Еще позже, когда они поужинали неаппетитным рагу из капусты и картошки, а дети на протяжении всего ужина ссорились, щипались, дергали друг друга и в целом истерзали Алисины нервы в клочки, она загнала их, упирающихся, наверх, спать, а сама от усталости задремала в кресле у пустого очага и спала, пока ее не разбудил Фредерик — он ввалился с грохотом, пьяный настолько, что, увидев жену в кресле-качалке в темной кухне, проговорил: «Кто тут?» — и бросился бы в бой, если б она не зажгла свечу и не сказала: «Это я, идиот». Он буркнул «а, да» и рухнул на скамью.
В мерцающем свете свечи Алиса разглядела у него на руке свежую красную ссадину.
— Опять подрался? — спросила она безо всякого интереса.
Фредерик поглядел на кровь, стараясь вспомнить, откуда она взялась, и фыркнул:
— Какой-то болван поставил телегу в конце нашей дороги, ну я и налетел на нее.
Жена не выразила ему сочувствия — до такой степени пронизала ее счастьем эта весть. Алиса начисто забыла про мсье Жан-Поля Армана: картофельно-капустное рагу, заманчивость самоубийства, свары детей — все это изгнало француза из ее легковесного, словно воздухом наполненного мозга. Фредерик, спотыкаясь, дополз на второй этаж и там — Алиса знала, даже не глядя, — погрузился в глубокий, крепкий пьяный сон.
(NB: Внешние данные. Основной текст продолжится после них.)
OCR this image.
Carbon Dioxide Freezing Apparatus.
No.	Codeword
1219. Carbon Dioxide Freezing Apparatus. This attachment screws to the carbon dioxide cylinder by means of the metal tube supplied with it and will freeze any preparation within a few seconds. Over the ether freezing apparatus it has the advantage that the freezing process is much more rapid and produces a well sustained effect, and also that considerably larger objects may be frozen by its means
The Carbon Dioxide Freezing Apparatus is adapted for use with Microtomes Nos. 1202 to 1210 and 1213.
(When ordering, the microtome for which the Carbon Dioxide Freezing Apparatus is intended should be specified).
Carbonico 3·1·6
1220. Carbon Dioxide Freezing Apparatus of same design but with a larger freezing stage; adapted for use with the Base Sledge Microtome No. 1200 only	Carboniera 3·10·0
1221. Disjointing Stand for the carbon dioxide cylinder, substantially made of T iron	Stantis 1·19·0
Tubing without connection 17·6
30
Алиса осталась внизу и при унылом свете сальной свечи стала спорить сама с собой о будущем. Какие у нее есть варианты? Разумеется, она может покончить с собой; эта мысль по-прежнему влекла ее, несмотря на сегодняшнюю неудачную попытку. Но каковы будут последствия? Ведь это значит отяготить дальнейшую жизнь детей ужасом, скандалом, чувством вины. Разве не лучше им будет проснуться утром и обнаружить, что их мать просто растворилась в ночи, нежели в один прекрасный день найти ее тело распластанным по двору или с пеной у рта от ядовитой мушиной липучки? «Лутший место», обещанное мсье Арманом, безусловно, принесет с собой другие беды и превратности, но, наверно, это все же предпочтительней самоубийства?
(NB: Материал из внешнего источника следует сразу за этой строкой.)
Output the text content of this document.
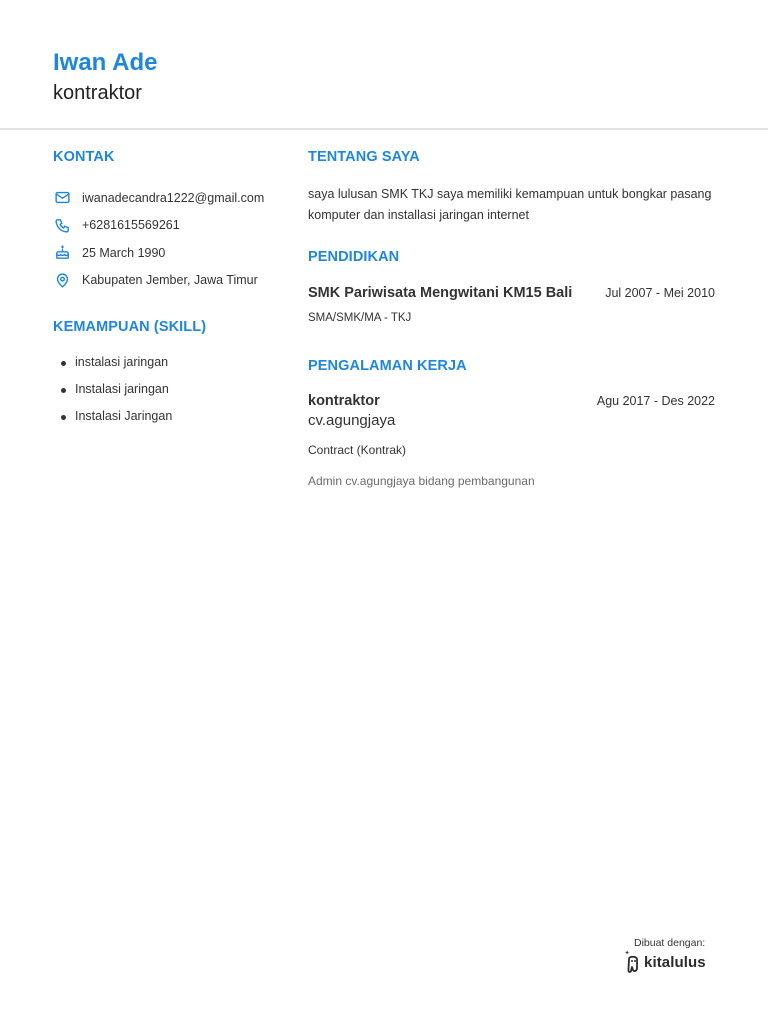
Iwan Ade
kontraktor
KONTAK
iwanadecandra1222@gmail.com
+6281615569261
25 March 1990
Kabupaten Jember, Jawa Timur
KEMAMPUAN (SKILL)
instalasi jaringan
Instalasi jaringan
Instalasi Jaringan
TENTANG SAYA
saya lulusan SMK TKJ saya memiliki kemampuan untuk bongkar pasang komputer dan installasi jaringan internet
PENDIDIKAN
SMK Pariwisata Mengwitani KM15 Bali	Jul 2007 - Mei 2010
SMA/SMK/MA - TKJ
PENGALAMAN KERJA
kontraktor	Agu 2017 - Des 2022
cv.agungjaya
Contract (Kontrak)
Admin cv.agungjaya bidang pembangunan
Dibuat dengan:
kitalulus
Придя к такому заключению, Алиса за считаные минуты собрала небольшую дорожную сумку и в последний раз обняла бедную малютку Нелл. Потом поцеловала влажные лобики Ады, Альберта и Лилиан, задержавшись лишь на миг, чтобы погладить золотой пушок на щечке Альберта, подавить рыдание, снять с шеи серебряный медальон, принадлежавший когда-то ее матери, и сунуть Аде под подушку. Ада застонала во сне и отмахнулась от прощального поцелуя матери. Бедным Лоуренсу и Тому, однако, прощания не досталось: они спали на чердаке, где пол страшно скрипел, а у Лоуренса был очень чуткий сон, и Алиса решила не рисковать. Впоследствии она пожалела об этом. Впрочем, она прожила так долго, что успела пожалеть более или менее обо всех своих поступках. Последнее, что она сделала, — сняла обручальное кольцо и положила на подушку рядом с головой храпящего пьяного мужа. Проснувшись наутро и обнаружив кольцо вместо жены, он с нехарактерной для него проницательностью понял, что она исчезла навсегда.
Мсье Арман терпеливо ждал Алису в конце дороги и совсем не удивился, когда она вскарабкалась в телегу рядом с ним и сказала: «Ну ладно, поехали», хоть это и звучало не очень вдохновляюще в качестве девиза для путешествия в новую жизнь.
Боясь преследований разгневанного мужа, мсье Арман сразу направился на север, и парочка осела — или попыталась осесть — в Глазго. Но хотя раньше мсье Арману удавалось кое-как перебиваться работой бродячего фотографа, удача изменила ему, когда он открыл стационарное ателье. Конечно, в это время в Глазго было более чем достаточно фотоателье, и жители города прекрасно обходились без услуг мсье Армана. Когда — по прошествии едва ли года — деловое начинание потерпело крах, Алиса и мсье Арман снялись с места. К этому времени у Алисы уже начали зарождаться определенные сомнения, но она все же согласилась покинуть страну и совершить путешествие в Марсель, родной город мсье Армана, подразумевая, что это будет короткий визит, после которого они вернутся в Йоркшир и… Алиса не очень хорошо представляла себе, что последует за «и», но предполагала, что тем или иным способом вернет себе детей. Конечно, у нее были их фотографии: у мсье Армана остались негативы и в Глазго он отпечатал ей целый новый комплект снимков и по настоянию Алисы вставил в дорогие дорожные рамки из тисненой кожи, надежно закрывающиеся, что позволяло Алисе обнимать детей — навсегда застывших во времени — в любой точке Европы.